Warm in the glow of a stained glass window, a communion cracker in my hand, I join the congregation in singing an old, familiar hymn and cast my cares on Jesus for the one-hundredth time this week.  Smiling, I remember a similar Sunday morning about thirty-five years ago.  I can’t say for sure, but I think that we sang the same hymn that day.

Afterwards, hand in hand, my daddy and I made our way up the burnt orange aisles of the church that he grew up in, the church my grandmother and great-grandparents still attended, reds, oranges, and yellows from tall, kaleidoscope windows on either side playing across our faces as we left the sanctuary.  Trying to match my daddy’s steps, I doubled mine, clutching a Bible and some Sunday school artwork to my chest.

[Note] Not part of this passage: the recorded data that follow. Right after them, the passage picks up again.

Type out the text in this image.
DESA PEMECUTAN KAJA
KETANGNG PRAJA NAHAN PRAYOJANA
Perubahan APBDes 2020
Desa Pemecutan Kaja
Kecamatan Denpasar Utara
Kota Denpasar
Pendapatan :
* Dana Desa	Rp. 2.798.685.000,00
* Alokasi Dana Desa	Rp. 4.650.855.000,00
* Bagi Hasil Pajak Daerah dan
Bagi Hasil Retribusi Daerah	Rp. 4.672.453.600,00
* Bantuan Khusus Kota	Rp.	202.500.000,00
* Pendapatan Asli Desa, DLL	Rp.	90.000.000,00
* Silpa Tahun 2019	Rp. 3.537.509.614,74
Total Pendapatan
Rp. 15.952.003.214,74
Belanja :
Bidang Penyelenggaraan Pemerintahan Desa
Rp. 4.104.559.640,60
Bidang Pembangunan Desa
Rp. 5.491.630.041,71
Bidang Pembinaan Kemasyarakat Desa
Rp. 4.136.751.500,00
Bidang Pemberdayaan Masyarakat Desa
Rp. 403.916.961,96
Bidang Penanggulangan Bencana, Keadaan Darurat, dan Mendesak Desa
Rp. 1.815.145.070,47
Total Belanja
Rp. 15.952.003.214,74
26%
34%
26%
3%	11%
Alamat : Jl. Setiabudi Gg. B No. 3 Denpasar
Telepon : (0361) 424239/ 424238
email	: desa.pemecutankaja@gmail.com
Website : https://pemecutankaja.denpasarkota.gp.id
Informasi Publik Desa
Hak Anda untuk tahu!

I was anxious to get home because I knew exactly how the rest of my day would go.  Grandmother was coming over for lunch, and my mother had a roast in the oven.  When we got home, the house would smell like butter and salt and naptime, and I would get to take my scratchy tights off.  We’d eat and talk, and my grandmother would stay for coconut pie and coffee.  She’d get a little on her front, and I would think she was cute that way.  Daddy would watch football for a while in dress socks, and, if I timed it right, I could snuggle in with him just before he fell asleep and listen to his heartbeat until I fell asleep, too. 

There was a certain predictability about my childhood that I found very comforting both as a child living it and now as an adult remembering it, not just in the schedule that we followed or the company that we kept, but in the fact that my parents ordered their lives and the decisions that they made according to their faith.  While they might have surprised me once in a while, I don’t remember there ever being any unhappy surprises, nothing that would tilt our home off-center, so to speak.  That’s because they made a decision early in their marriage to build their home on the solid rock of Jesus Christ and the truth of God’s Word.

They didn’t, as I see some Christian parents doing these days, spend a lot of time worrying about whether or not they were being given the chance to exercise their freedom in Christ, distracting friends and family members with the “permissible,” but not so “beneficial,” choices that they were making.  Instead, they ran toward Jesus, leaving others to quibble about where the line between “do” and “don’t” might be for them.  If there was ever a question whether they should or shouldn’t do something, they didn’t, and that made me feel safe.

As I grew up and became an adult, it did even more for me.  Just as the early Christians had Paul’s example to follow when first learning how to walk with Jesus, I had the example of my parents.  Now, I’m not saying they were perfect parents or that their marriage was perfect.  That would be a lie.  They made mistakes, just as any human trying to live a divine life will, but their hearts never left their first love.  And they never gave up.

Likewise, I was an imperfect child and an even more imperfect teenager, making more mistakes born of curiosity about how “the other half” lived than anything else.  However, God's Word tells us that if you train up a child in the way he should go, when he is old, he will not depart from it.  It doesn’t say that he will never stray, just that at some point, he will return to stay.  That was certainly true of my life, and it was much easier for me to return and stay than it was for those whose parents had claimed devotion to Jesus and then lived something else at home.  They still had to determine what was true and discern right from wrong for themselves before they were able to find rest.   All I had to do was match my parents' steps.